Life-cycle analysis (LCA) of energy devices should focus on that technology’s total impact. In LCAs of fuel cells, efficiency is typically a focus. At times, this becomes a hyperfocus, even to the point of ending the conversation. Hydrogen proton-exchange membrane (PEM) fuel cells, and the related electrolyzers that produce hydrogen, are cited as too inefficient, among other criticisms of manufacturability and cost. In these analyses, however, we must include the broader impact of fuel cells and see how the overall gains surpass these apparent shortcomings.

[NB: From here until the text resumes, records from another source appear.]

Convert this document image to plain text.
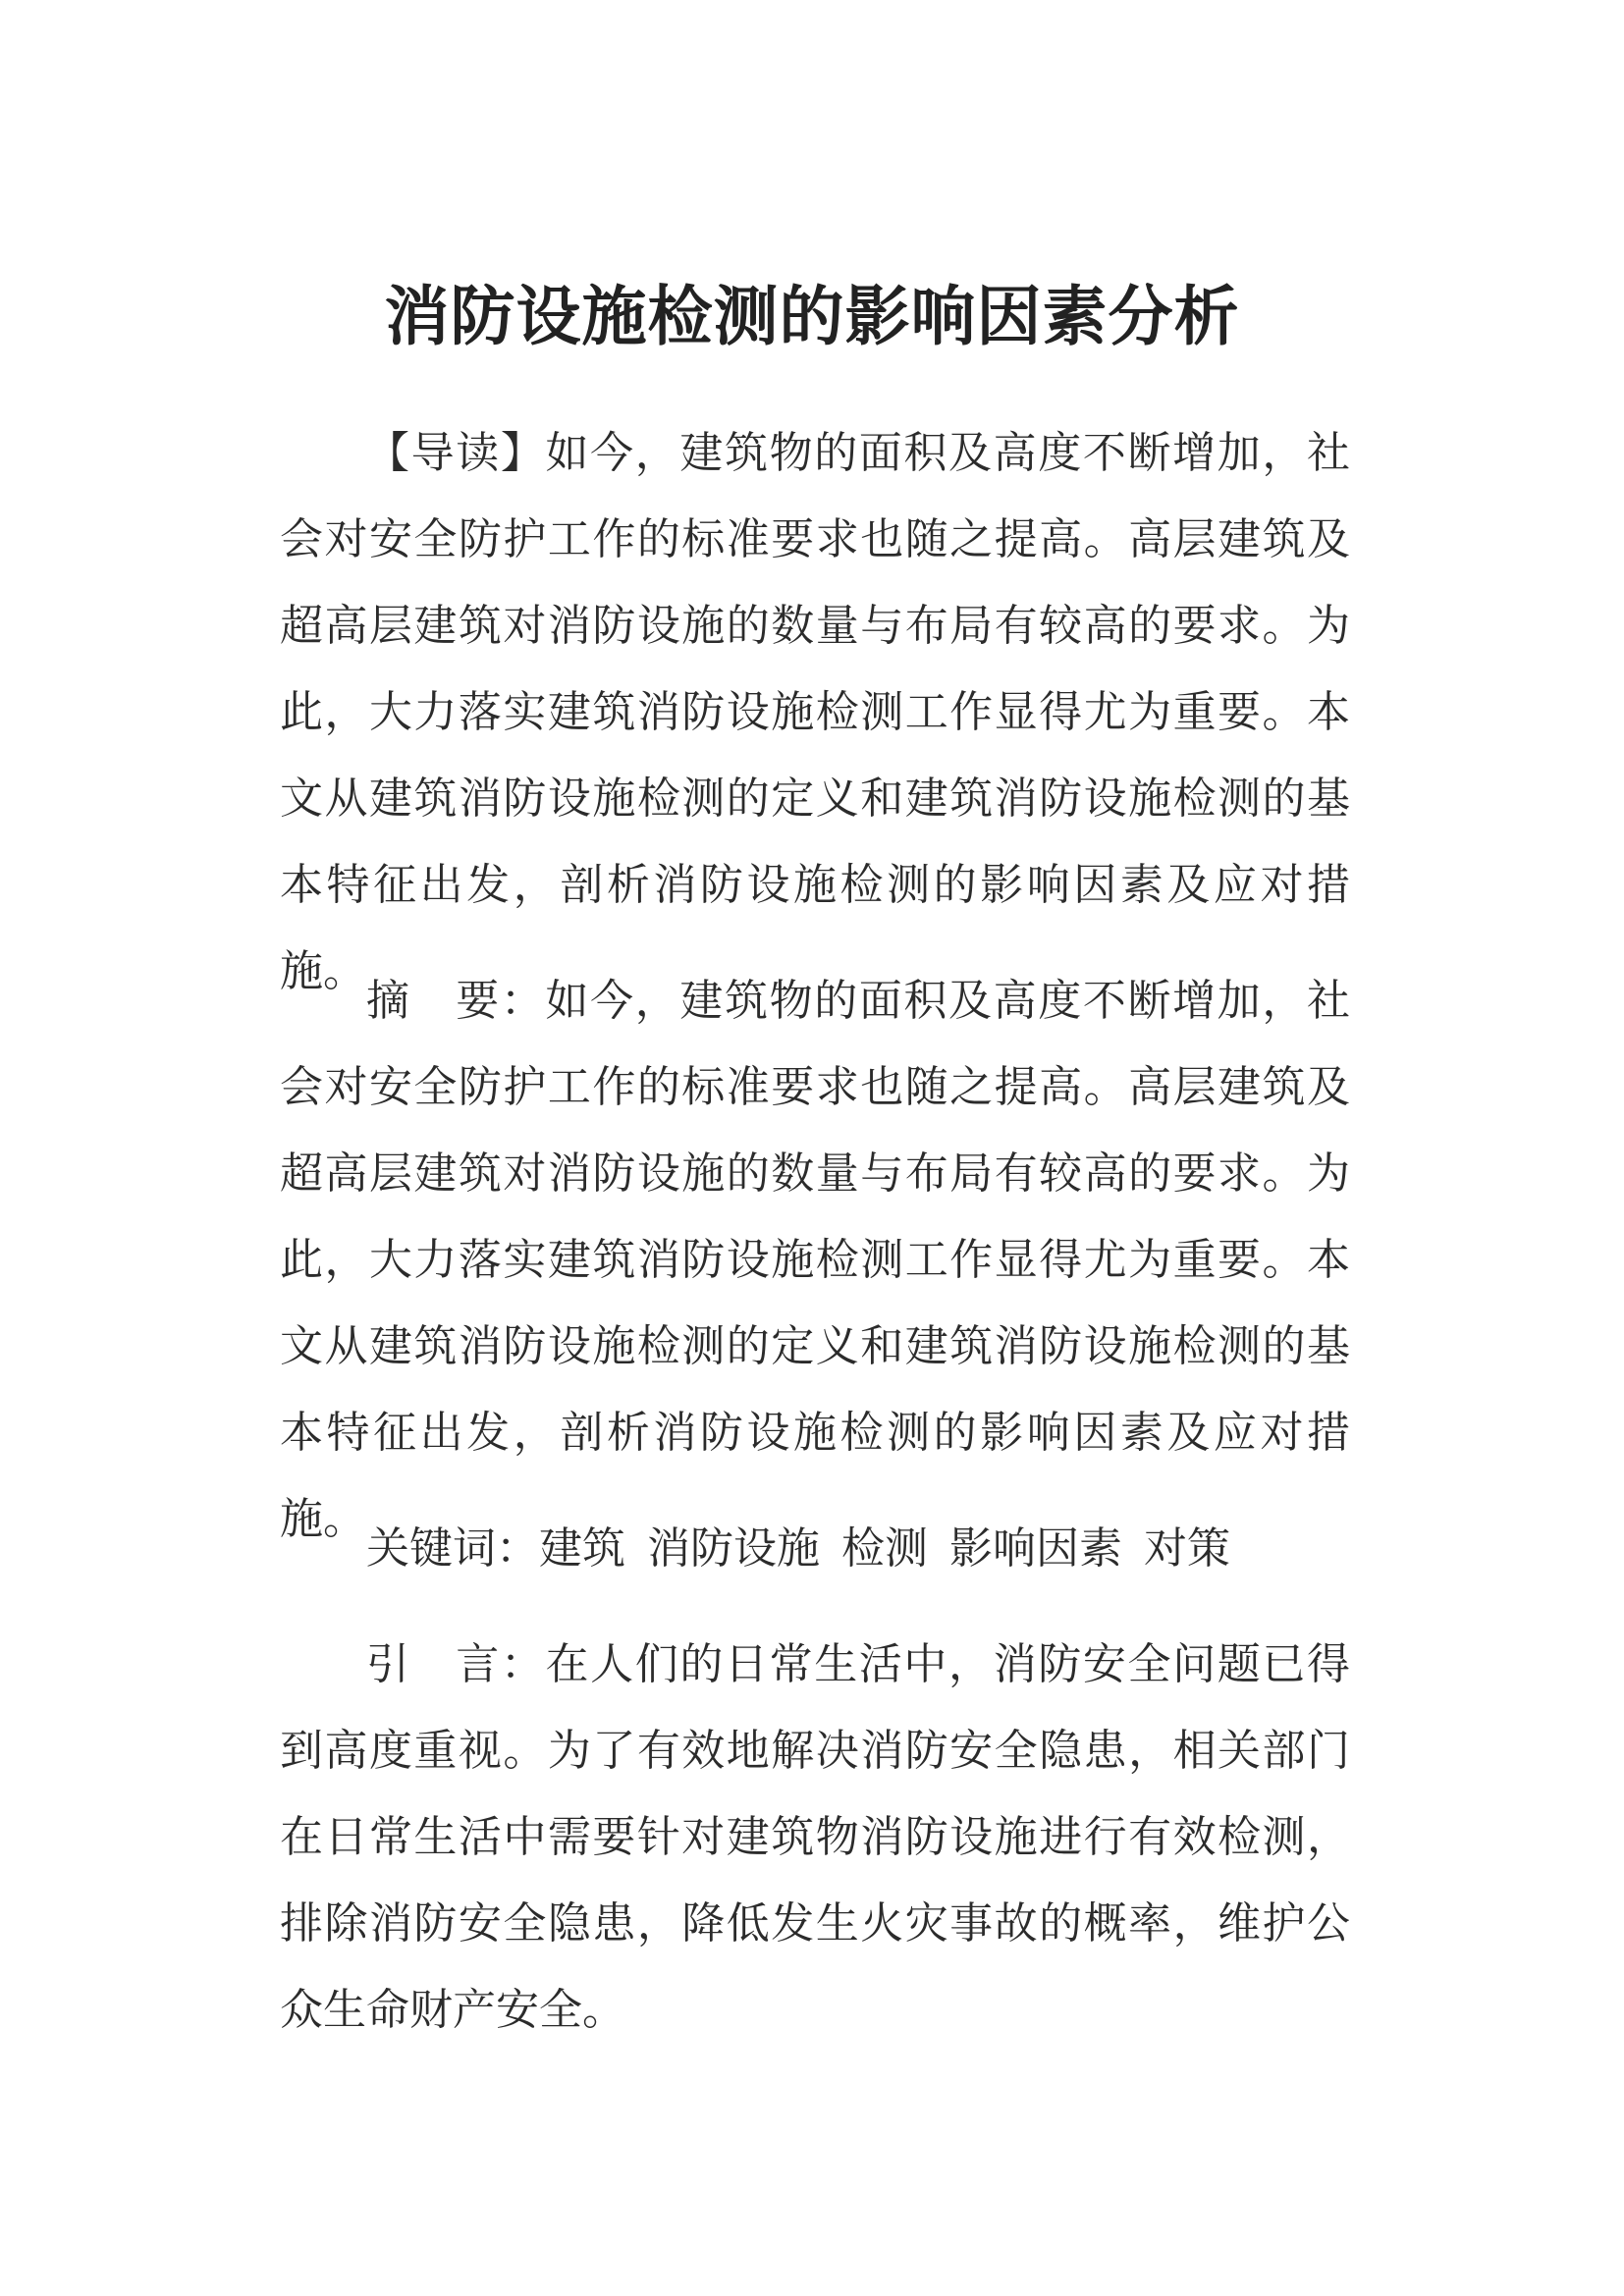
消防设施检测的影响因素分析

【导读】如今，建筑物的面积及高度不断增加，社会对安全防护工作的标准要求也随之提高。高层建筑及超高层建筑对消防设施的数量与布局有较高的要求。为此，大力落实建筑消防设施检测工作显得尤为重要。本文从建筑消防设施检测的定义和建筑消防设施检测的基本特征出发，剖析消防设施检测的影响因素及应对措施。

摘　要：如今，建筑物的面积及高度不断增加，社会对安全防护工作的标准要求也随之提高。高层建筑及超高层建筑对消防设施的数量与布局有较高的要求。为此，大力落实建筑消防设施检测工作显得尤为重要。本文从建筑消防设施检测的定义和建筑消防设施检测的基本特征出发，剖析消防设施检测的影响因素及应对措施。

关键词：建筑 消防设施 检测 影响因素 对策

引　言：在人们的日常生活中，消防安全问题已得到高度重视。为了有效地解决消防安全隐患，相关部门在日常生活中需要针对建筑物消防设施进行有效检测，排除消防安全隐患，降低发生火灾事故的概率，维护公众生命财产安全。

Efficiency matters in the grandest context: to remove carbon from our emissions. If overall electrical generation efficiency were the only metric of merit, then coal plants would not be displaced by solar and wind power. Renewable power generation continues to grow because of its ability to help us move beyond carbon. California provides an interesting example of losing sight of this goal. While leading in deployment of solar power, California has also built natural-gas peaking plants to provide capacity late in the day as solar output declines (the “duck” curve). To move beyond carbon, this is not a viable long-term path. Fuel cells, on the other hand, which kept the lights on and cell towers running after Hurricane Sandy, are known by grid operators as readily sited, scalable, and couple perfectly with renewables. PEM electrolyzers can absorb every electron produced by intermittent renewable power generation. At this system level, it’s clear how renewable hydrogen generation is simultaneously beneficial for the users of hydrogen and renewable power producers (not to mention all of us).

A closer look at manufacturing and cost details does not raise any red flags. Membrane electrode assemblies (MEAs) for PEM fuel cells are being mass-manufactured on former Kodak film manufacturing systems by American Fuel Cell, recently acquired by Plug Power. On the cost side, automakers have demonstrated that fuel cell vehicles will soon require only as much precious metal as our current catalytic converters, less than 10 g per vehicle. Platinum recycling is feasible and cost-effective at scale. A relative benefit of the noble metals is that they are easy to reclaim. The present is bright and the future brighter, as many groups are taking up the materials challenges that Tim Palucka describes well in this issue.

Fuel cells enable us to move to an all-solar and wind-powered grid that also produces hydrogen for cars that can (already today) drive nearly 400 miles and refuel in about three minutes. That is the future my wife and I want for our kids. That’s the kind of analysis we should keep in mind in these conversations.